Sunday, January 24, 2016

Food is Regional

As I do on so many Sundays I am sitting here trying to think what is left to write about.  I cannot find a story in everything I have done even if I went to a good movie or opera or saw yet another exhibition.  Here, I must admit to suffering from ADD (attention deficit disorder).  Of course, there was no name for it when I was young but I self diagnosed after we were told that is what our son’s problem in school was.   I cannot focus like my wife, the scholar, can, I am continuously distracted.  This time it was by email and discussing with friends where to go to dinner.

This, of course, made me hungry and got me thinking about food.  I realized that there are so many things that I ate in New York that I cannot get here or more likely, foods that I never ate in New York and I cannot get enough of here.  We did have a few Mexican restaurants in New York but in the Southwest it has been transformed into what is known as Tex-Mex.  I would make the comparison between having a burger at a Hamburg Heaven or Soup Burg, and having one at one of New York’s fancy eateries where they may add items such as foi gras and you cannot eat with your hands because your mouth is not large enough.  I realize that sounds like I prefer the one sans foi gras and that is generally true.  I am going to catch hell for this but Tex-Mex seems to me to be cheap Mexican food.

What we have in New Mexico that we enjoy are margaritas.  These are drinks with Tequila, Triple Sec and Lemon Juice.  Well, actually  there are over a 1,000 different tequilas that can be made with Cointreau or Grand Marnier as well.  Also, there are so many tequilas that one menu in town has over a hundred tequilas listed with as many combinations for making a margarita.  I am sure there are many in the Southwest who are saying, but everyone knows what a Margarita is ,but, no, it is as rare to see a Margarita on the menu back East as it is to see a scotch and soda on a menu in New Mexico.  Food like art is regional.   I find it Interesting that in Mexico they don’t drink margaritas, they take their tequila straight.  Margaritas are reserved for tourists. The trick is to use the cheaper tequilas for the mixed drinks and keep the better stuff for drinking straight up. Here are some margarita possibilities: CLICK HERE

Another rarity on the East coast is chile.  In the southwest we all know it as a very spicy dish that comes in red or green.  Though the two sound similar they are totally different.  Chili back east is Chili con carne, it is known as American English chili, a spicy stew containing chili peppers, meat, and often tomatoes and beans.  The southwest version is just roasted chile peppers.  The former has little spice here it can be mouth burning hot depending on the season and the individual pepper.  A standard question in the Southwest is “red, green or Christmas?”  It took me a while to figure that one out and still sometimes I find myself staring at the waiter before it dawns.  Translation: do you just want red chile, or just green chile, or both on your enchilada.

Which brings me to another issue.   A question most people ask when coming to visit Santa Fe is what’s the difference between an enchilada, quesadilla, tacos, fajitas, or a tostada.  The simple answer is they are all the same just put together and cooked a little differently.  They all include either pork, beef, fish or veggies, they all include cheese and tortillas (flat bread) either baked, fried or cold and then served flat or rolled.  It can get very confusing until you accept the premise that these are the basics that are put together differently.  A sample menu from Tomasita’s  Tex-Mex Restaurant in Santa Fe.

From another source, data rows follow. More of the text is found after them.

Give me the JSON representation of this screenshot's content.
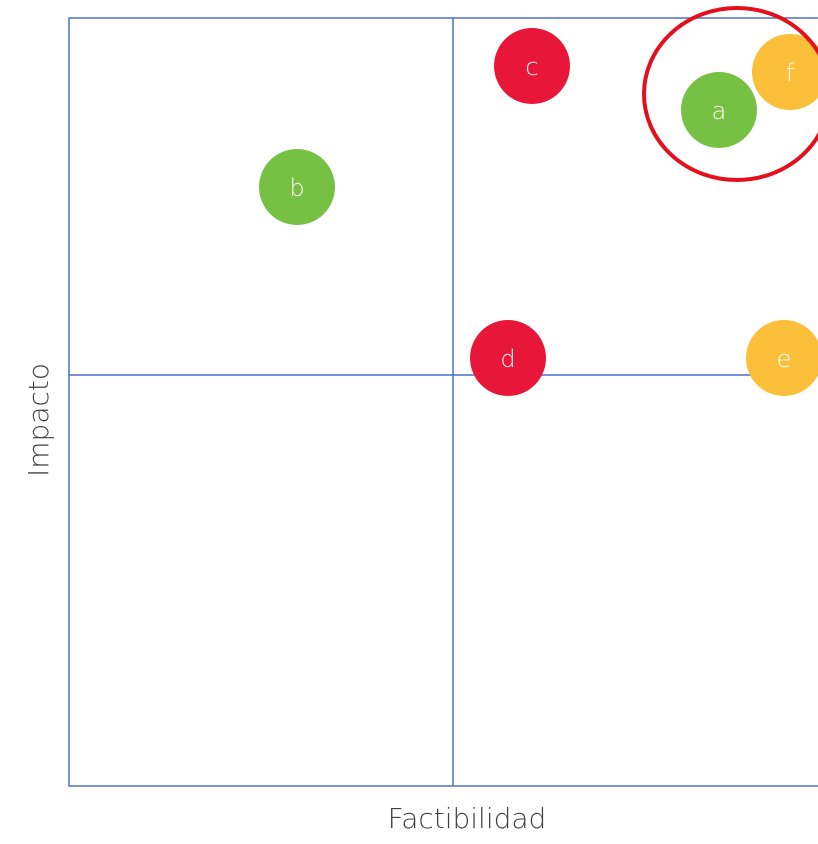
{
  "x_axis_label": "Factibilidad",
  "y_axis_label": "Impacto",
  "nodes": [
    {
      "label": "c",
      "color": "#e8173a"
    },
    {
      "label": "f",
      "color": "#fbbf3a"
    },
    {
      "label": "a",
      "color": "#76c043"
    },
    {
      "label": "b",
      "color": "#76c043"
    },
    {
      "label": "d",
      "color": "#e8173a"
    },
    {
      "label": "e",
      "color": "#fbbf3a"
    }
  ]
}
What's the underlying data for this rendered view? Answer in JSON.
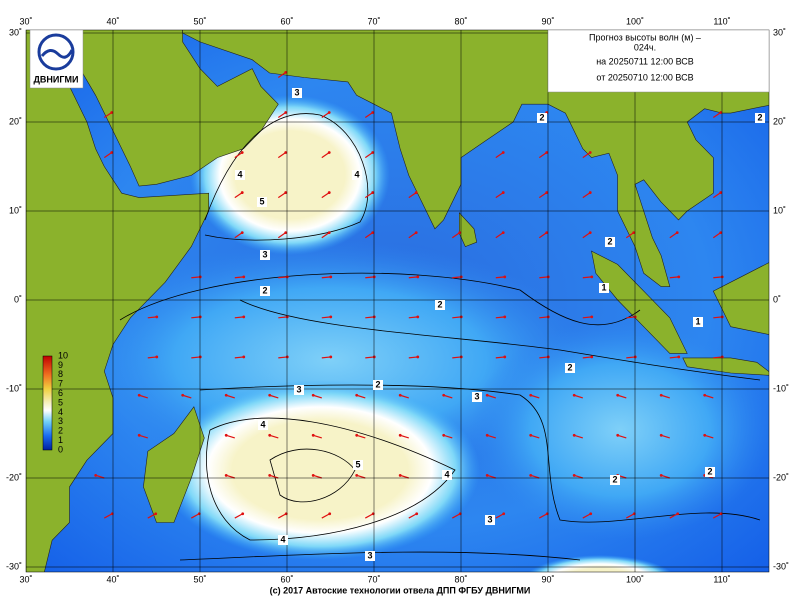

When I started writing a few days ago I did not expect to be ending with a plug for a Santa Fe restaurant but we just tried a new place in town, Sazón.  The chef,  originally from Mexico City is Fernando Olea who has run and started a number of restaurants in town.  Sazón is in a different class from his others, high end in every sense.  But what a treat, the comment I have heard the most is, “it’s all about the mole.” This is pronounced molé.  When I was originally introduced to mole, I was told it tastes like chocolate.  To me it tasted nothing like chocolate and it took me quite a while until I would try it again.  Chef Olea said something to us that it so true, “The enemy of the taste is the eye and the mind.”  I had thought I didn’t like mole until I dismissed the idea of chocolate.  Chocolate is only one of the many ingredients in some, but not all, moles.  Chef Fernando Olea demonstrates his mole making technique.

Photo by Steve Collins
Our dinner at Sazón started out with six small dishes with different kinds of mole in them and tiny tortillas to dip into them and try them.  Our entire meal was what the French would call “Haute Cuisine”.   One of the Mexican specialties included an hors d’oeuvre of grasshoppers, which proved to be as described, like crispy bacon. By the way, the drink menu did not include a list of margaritas but a huge list of tequilas, which you could use in flights, several small glasses of different ones.  The main dining room at Sazón.


We can’t eat high- end food all the time, it is too rich and sometimes too complicated to get our minds around the flavors after a hard day, it is just too much of an effort.  Tex-Mex could be considered what the hamburger has always been in the rest of the country.  Simple, easy, wholesome, but once in a while it is fun to indulge and go for high end Mexican.